Thursday, September 4, 2014

First Day of School

I didn't really intend to take a break from blogging ... and suddenly it's the first day of school!
So apparently I took a break.
Oops.
How was your summer? (That's what you ask on the first day back to school, right?)

It's funny going through the first day of kindergarten ... when you unschool
.
Yesterday was an orientation for Child F and the principal asked the crowd of parents: "Just by show of hands, how many of you are doing this for the first time, sending your oldest off to school?"
Wait. Can you ask those questions again, more slowly? I think those were two different questions and I have two different answers.
I just kept my hand down.
I asked the nutrition specialist, in charge of the cafeteria, pointed questions about their food system. Not because the answers mattered (although I was curious), but because I wanted to raise awareness and point out that these were issues to be concerned about (where is the food being made? is it made from scratch? where is the food being sourced?).

Child F.'s mom came for orientation. We've had more reasons to be together lately (Child D. had dental surgery recently, for example) and it's nice to co-parent in real-time instead of catching each other for minutes before and after weekly visits.

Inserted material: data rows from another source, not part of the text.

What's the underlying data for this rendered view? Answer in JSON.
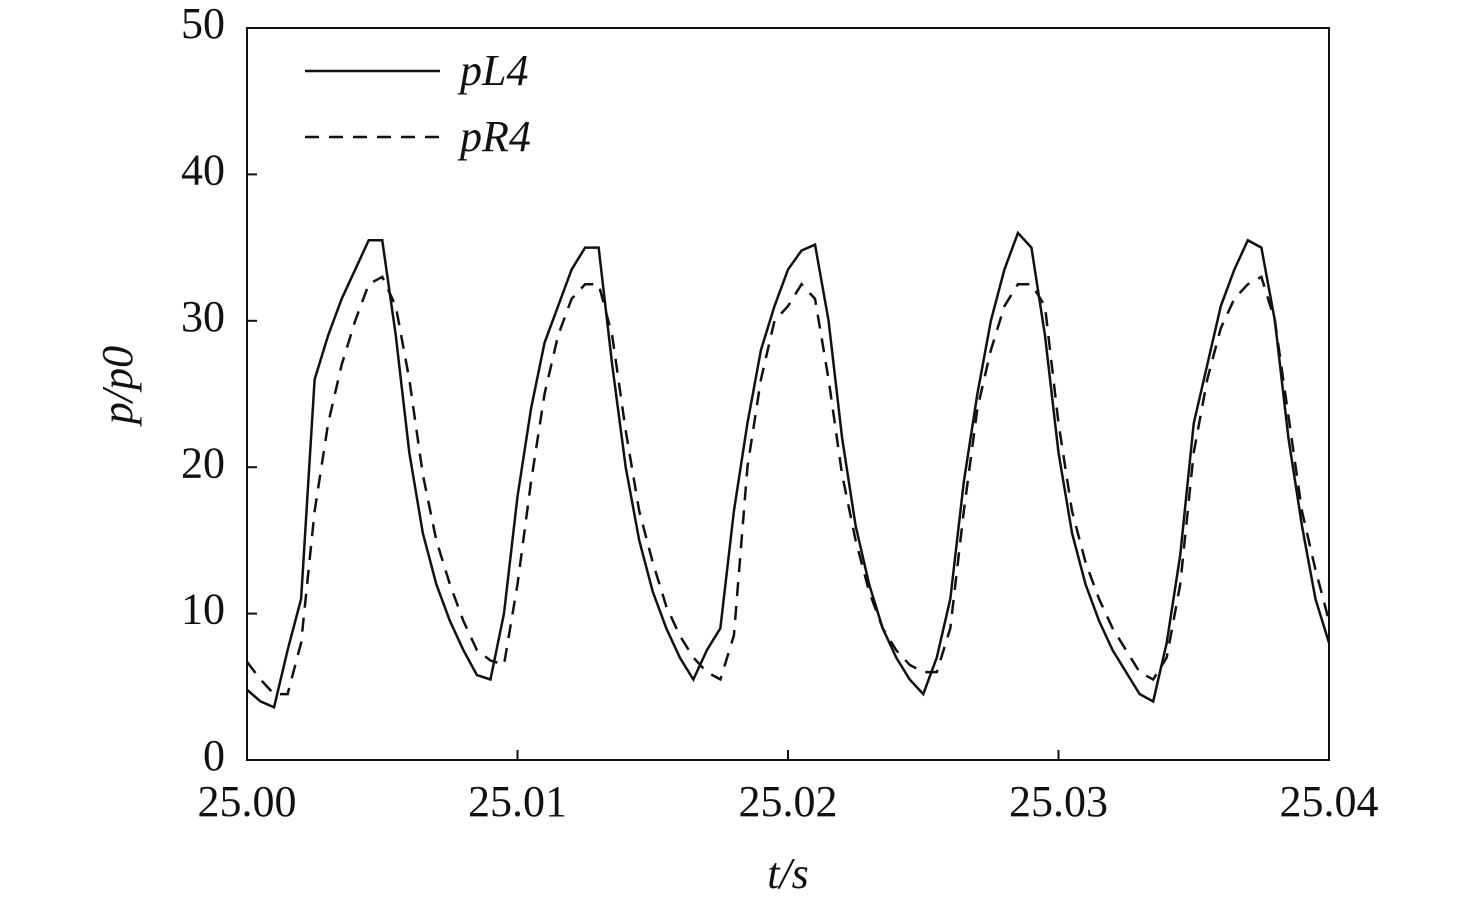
{
  "chart_data": {
    "type": "line",
    "xlabel": "t/s",
    "ylabel": "p/p0",
    "xlim": [
      25,
      25.04
    ],
    "xticks": [
      {
        "value": 25,
        "label": "25.00"
      },
      25.01,
      25.02,
      25.03,
      25.04
    ],
    "ylim": [
      0,
      50
    ],
    "yticks": [
      0,
      10,
      20,
      30,
      40,
      50
    ],
    "legend": "upper left",
    "x": [
      25,
      25.0005,
      25.001,
      25.0015,
      25.002,
      25.0025,
      25.003,
      25.0035,
      25.004,
      25.0045,
      25.005,
      25.0055,
      25.006,
      25.0065,
      25.007,
      25.0075,
      25.008,
      25.0085,
      25.009,
      25.0095,
      25.01,
      25.0105,
      25.011,
      25.0115,
      25.012,
      25.0125,
      25.013,
      25.0135,
      25.014,
      25.0145,
      25.015,
      25.0155,
      25.016,
      25.0165,
      25.017,
      25.0175,
      25.018,
      25.0185,
      25.019,
      25.0195,
      25.02,
      25.0205,
      25.021,
      25.0215,
      25.022,
      25.0225,
      25.023,
      25.0235,
      25.024,
      25.0245,
      25.025,
      25.0255,
      25.026,
      25.0265,
      25.027,
      25.0275,
      25.028,
      25.0285,
      25.029,
      25.0295,
      25.03,
      25.0305,
      25.031,
      25.0315,
      25.032,
      25.0325,
      25.033,
      25.0335,
      25.034,
      25.0345,
      25.035,
      25.0355,
      25.036,
      25.0365,
      25.037,
      25.0375,
      25.038,
      25.0385,
      25.039,
      25.0395,
      25.04
    ],
    "series": [
      {
        "name": "pL4",
        "color": "#111111",
        "style": "solid",
        "values": [
          4.8,
          4.0,
          3.6,
          7.5,
          11,
          26,
          29,
          31.5,
          33.5,
          35.5,
          35.5,
          29,
          21,
          15.5,
          12,
          9.5,
          7.5,
          5.8,
          5.5,
          10,
          18,
          24,
          28.5,
          31,
          33.5,
          35,
          35,
          27,
          20,
          15,
          11.5,
          9,
          7,
          5.5,
          7.5,
          9,
          17,
          23,
          28,
          31,
          33.5,
          34.8,
          35.2,
          30,
          22,
          16,
          12,
          9,
          7,
          5.5,
          4.5,
          7,
          11,
          19,
          25,
          30,
          33.5,
          36,
          35,
          29,
          21,
          15.5,
          12,
          9.5,
          7.5,
          6,
          4.5,
          4,
          8,
          14,
          23,
          27,
          31,
          33.5,
          35.5,
          35,
          30,
          22,
          16,
          11,
          8
        ]
      },
      {
        "name": "pR4",
        "color": "#111111",
        "style": "dashed",
        "values": [
          6.7,
          5.5,
          4.5,
          4.5,
          8,
          17,
          23,
          27,
          30,
          32.5,
          33,
          31,
          26,
          19.5,
          15,
          12,
          9.5,
          7.5,
          6.8,
          6.5,
          12,
          19,
          25,
          29,
          31.5,
          32.5,
          32.5,
          29,
          22.5,
          17,
          13.5,
          10.5,
          8.5,
          7,
          6,
          5.5,
          8.5,
          20,
          26,
          30,
          31,
          32.5,
          31.5,
          26,
          19.5,
          15,
          11.5,
          9,
          7.5,
          6.5,
          6,
          6,
          9,
          17,
          24,
          28,
          31,
          32.5,
          32.5,
          31,
          23,
          17,
          13.5,
          11,
          9,
          7.5,
          6,
          5.5,
          7,
          12,
          21,
          26,
          29.5,
          31.5,
          32.5,
          33,
          30,
          23.5,
          17,
          13,
          9.5
        ]
      }
    ]
  }
}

Child F. is really excited ... and pretty nervous. I woke her up before her sisters, and she was still asleep in my arms as I quietly carried her downstairs. She sleepily got dressed, but was ready for breakfast. I packed a snack (panicking a little - what do I send for a snack!?) of yogurt and homemade strawberry syrup/jam and some homemade granola. Might this child live with hippies?


I found myself feeling all adrenaline-y when we were waiting for the bus. I'm excited for Child F. - she's ready. And the last few weeks have been challenging. I attribute this to the fact that we are very close to the anniversary of her removal and the weather took a sharp turn for cold at the end of August. The last few days have been better, but I'm assuming the break where Child F. is at school and away from us will be a good thing (but only half believe).


Child F. was mostly worried about the cat being in the road.


I'm nervous about her academic skills ... we haven't done anything over the summer ... on purpose ... that is purposefully academic. She was in headstart with special ed services and as we unschool, I'm a firm believer in "kids will learn what they need to know when they need to know it". For Child F. that was: how to heat food in the microwave, how to go to the bathroom, how to stay out of harms way, how to fill a bottle with milk when the baby was crying ... not: how to count, what sounds some letters make, or how to organize by shape. So I asked her to count last night. It was on a survey thing the teacher sent home. And she counted to 11 - without missing one number! This is huge! I've been told over and over that kindergarten teachers have a wide range of student ability that enter their classroom on their first day - and this girl isn't going to be the one needing the most academic forward movement. I took some deep breaths ... and then the child counted to 11. So cool. I'm really proud of all the gains she's made.


Here's the thing: she's going to be fine. Better than fine. She's going to excel. I know it. But it's hard (and I've only known this kid a year - imagine if I'd been with her day in and day out for the last 5.5 years!) to let her go do this by herself. She was nervous about where she was supposed to go when the bus dropped her off (there will be all kinds of adults there to help her on her way as she walks to the very end of a long hallway to her classroom). But she's got this. And you know how I know? Even if she would love to have a familiar hand to hold as she steps into the next big change of her life - she doesn't need it. She's done far bigger and scarier things than any other kid in her class (I'm guessing). Last year, she was taken from all she knew and brought to a brand new house with more questions than she could even articulate and no one answering in a way that made sense. And this was the scariest thing ever - even scarier than anything she'd experienced at home.



And she's done awesome. She can count to 11. She can check in with others who are sad. She can voice her wants and needs. Kindergarten is going to be easy-peasy.



Her teacher seems awesome and Child F. is excited. And the house is relatively peaceful with one less kid for the day. I can't wait to hear all about her first-day-of-school-adventures in about two hours!